そして、もう片腕から投げ出されたフワリとニャルが、無防備に落下していく。
「……おお、慈悲よ」
バルドが静かに呟き、慈悲乃鉄槌を地に突き立てた。その巨体が音もなく跳躍し、両腕を広げる。
「おう……よう戻って来たな。おう、よう頑張った」
その腕に、ふわりと収まる二つの小さな身体。
バルドはそっと膝をつき、まるで壊れ物を扱うように、二人を胸元に抱き寄せた。
異形のボスは、もはや原形を留めていなかった。風に刻まれ、鉄槌に砕かれ、ただ黒い霧となって消え去っていた。
「……終わった、か」
リュカがリュートを下ろし、深く息を吐く。
「拙僧の魂も、少しは洗われた気がいたす」
バルドが静かに目を閉じ、抱きしめた二人の額にそっと手を添えた。
風が、ようやく穏やかに吹き抜ける。
その風は、確かに語っていた。怒りと悲しみの果てに、正義が振るわれたことを。
風が止んだ。
空気が静まり返り、森のざわめきすら遠のいていく。
リュカ、バルド、カゲトラの三人は、互いに視線を交わした。
戦場に満ちていた異形の気配は、もはやどこにも感じられない。
風の流れが変わった。それは、熟練の冒険者たちにとって、何よりも確かな終わりの合図だった。
「……敵勢、壊滅でござるな」
カゲトラが静かに呟く。
しかし、そこに安堵の色はなかった。むしろ、三人の胸を満たしたのは、別の感情。
「……これは、ひどい……」
リュカが、コトラを抱いたまま、里の方角を見やる。
そこに広がっていたのは、かつての穏やかな暮らしの面影を失った、瓦礫と炎の残骸だった。
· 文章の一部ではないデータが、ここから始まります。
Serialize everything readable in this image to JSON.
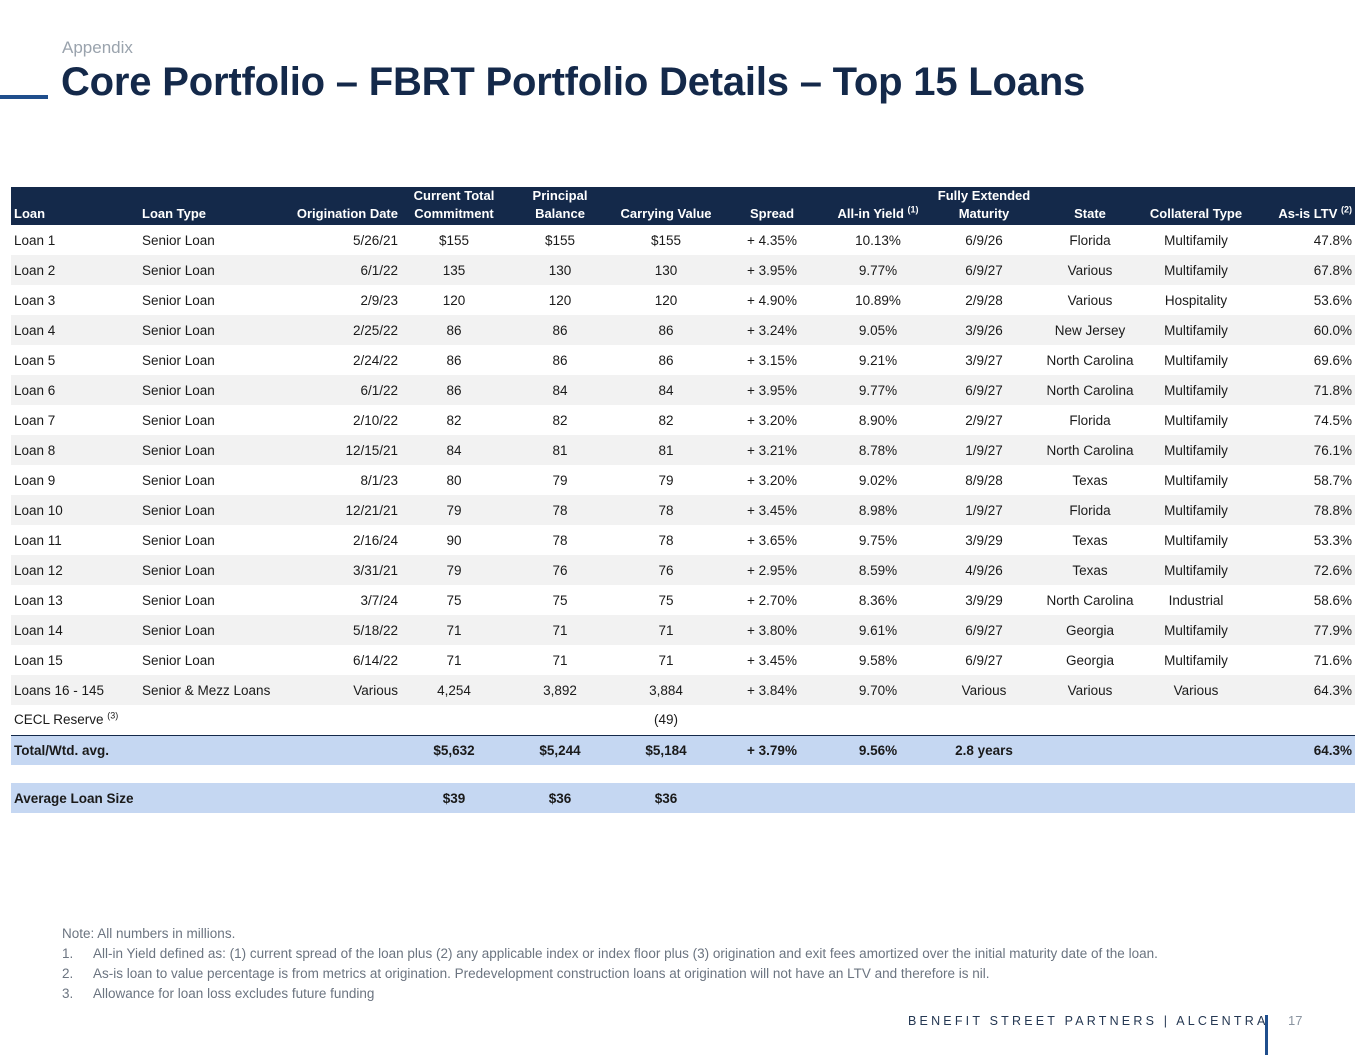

小さな家々は焼け落ち、地面には無数の爪痕と血の跡。風に乗って漂ってくるのは、焦げた木材と、鉄の匂い。
「……まるで、戦場そのものだ」
バルドが低く呟き、腕の中の猫獣人の少女たちに目を落とす。
フワリとニャルは、いまだ目を覚まさない。
その額には血がにじみ、呼吸は浅く、かすかに震えるだけ。リュカの腕の中のコトラも、意識は戻らず、か細い息を繰り返している。
「……間に合った、のか……?」
リュカの声は、風にかき消されそうなほど小さかった。
誰も答えられなかった。
ただ、三人はその場に立ち尽くし、目の前の現実に、静かに息を呑んだ。